Nine seasons after coming into the league and two after taking his talents to South Beach, Lebron James has finally won his first championship and the respectable title “King James.” Despite the pressure from the media and their fans, James and the Heat beat the young Oklahoma City Thunder, 4-1.

The Thunder fought hard to beat several veteran teams on their way to the Finals such as the Dallas Mavericks, Los Angeles Lakers and San Antonio Spurs, but it is clear that Miami was just too much Heat for them to handle.

The Heat’s road to the Finals wasn’t one easily paved either. Although they showed no adversity getting by the Knicks in the first round, the ones to follow gave them trouble. The Pacers gave them everything they got when they demolished Miami by 19 points to take a 2-1 series lead. This would be the last game the Pacers win in the series.

At this time, Chalmers was the leading scorer for their team and Joel Anthony was the third. Wade had one of the worst games with 5 points (2-13 FG) while Chris Bosh was out with an injury that would sideline him for the next seven games.

Like always, Lebron received much of the criticism and people began to doubt him when he couldn’t help his team win a crucial Game 3. Despite the criticism, Lebron led the Heat to a 101-93 win in Game 4 after finishing with 40 points, 18 rebounds and 9 assists.

Miami faced some obstacles in the next series as well against the Boston Celtics. Panic and doubt surrounded the Heat as they lost their third straight game with Boston taking a 3-2 series lead.

The Heat had lost at home in an inexcusable fourth-quarter performance and their team was scrutinized for their lack of effort. Fans began picking apart their team for the sake of their future wondering if Spoelstra will get fired, or who will get traded away, Bosh or Wade. Everyone continued to criticize Lebron for his poor fourth quarter performances and lack of leadership.

Despite the criticism once again, the Heat would prevail and win Game 5 by 19 points. In elimination games where Lebron and the Heat were expected to fail, they played hard and put on a great enough performance to get the job done and silence their critics. For the people who continuously criticized Lebron for not being able to “carry his team,” in Game 5, he shot 73% from the field and besides Wade, he was the only Miami player to score in double figures.
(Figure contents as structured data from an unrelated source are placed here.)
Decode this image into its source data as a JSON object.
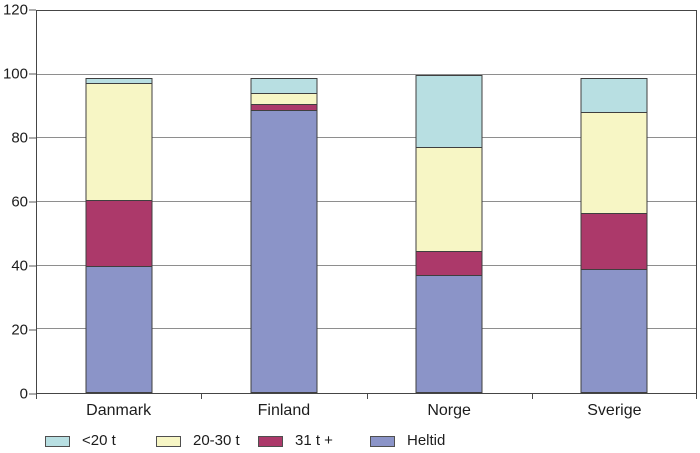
{
  "chart_data": {
    "type": "bar",
    "stacked": true,
    "title": "",
    "xlabel": "",
    "ylabel": "",
    "categories": [
      "Danmark",
      "Finland",
      "Norge",
      "Sverige"
    ],
    "series": [
      {
        "name": "Heltid",
        "color": "#8b94c8",
        "values": [
          40,
          89,
          37,
          39
        ]
      },
      {
        "name": "31 t +",
        "color": "#ac396a",
        "values": [
          21,
          2,
          8,
          18
        ]
      },
      {
        "name": "20-30 t",
        "color": "#f7f6c5",
        "values": [
          37,
          4,
          33,
          32
        ]
      },
      {
        "name": "<20 t",
        "color": "#b8dfe2",
        "values": [
          2,
          5,
          23,
          11
        ]
      }
    ],
    "stack_totals": [
      100,
      100,
      101,
      100
    ],
    "y_axis": {
      "min": 0,
      "max": 120,
      "step": 20,
      "ticks": [
        "0",
        "20",
        "40",
        "60",
        "80",
        "100",
        "120"
      ]
    },
    "grid": true,
    "legend": {
      "position": "bottom",
      "order": [
        "<20 t",
        "20-30 t",
        "31 t +",
        "Heltid"
      ]
    },
    "colors": {
      "under_20t": "#b8dfe2",
      "t20_30": "#f7f6c5",
      "t31_plus": "#ac396a",
      "heltid": "#8b94c8",
      "gridline": "#8e8e8e",
      "plot_border": "#454545",
      "text": "#1c1c1c"
    }
  }
}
Lastly, in their final series versus the young and hungry Oklahoma City Thunder in the Finals, the Heat had a much easier time than people predicted. Lebron played like a Finals MVP should with another Hall of Fame worthy performance, finishing his MVP season off with a triple double. He also continued his streak of 25+ points in a game, a streak he began 15 games ago during Game 4 of the Eastern Conference Semifinals.

By his critics, Lebron is often called a “choker,” but in this playoff run, with his spectacular performances under the pressure of elimination in each series, he prevailed with great effort to prove everyone wrong. That doesn’t look like choking to me.

During “The Decision,” Lebron promised quite a few championships, “not one, not two, not three, etc;” although we can’t be sure that Lebron can keep that promise, there is one thing we can be sure about: for the first time in his NBA career, Lebron can be called a champion.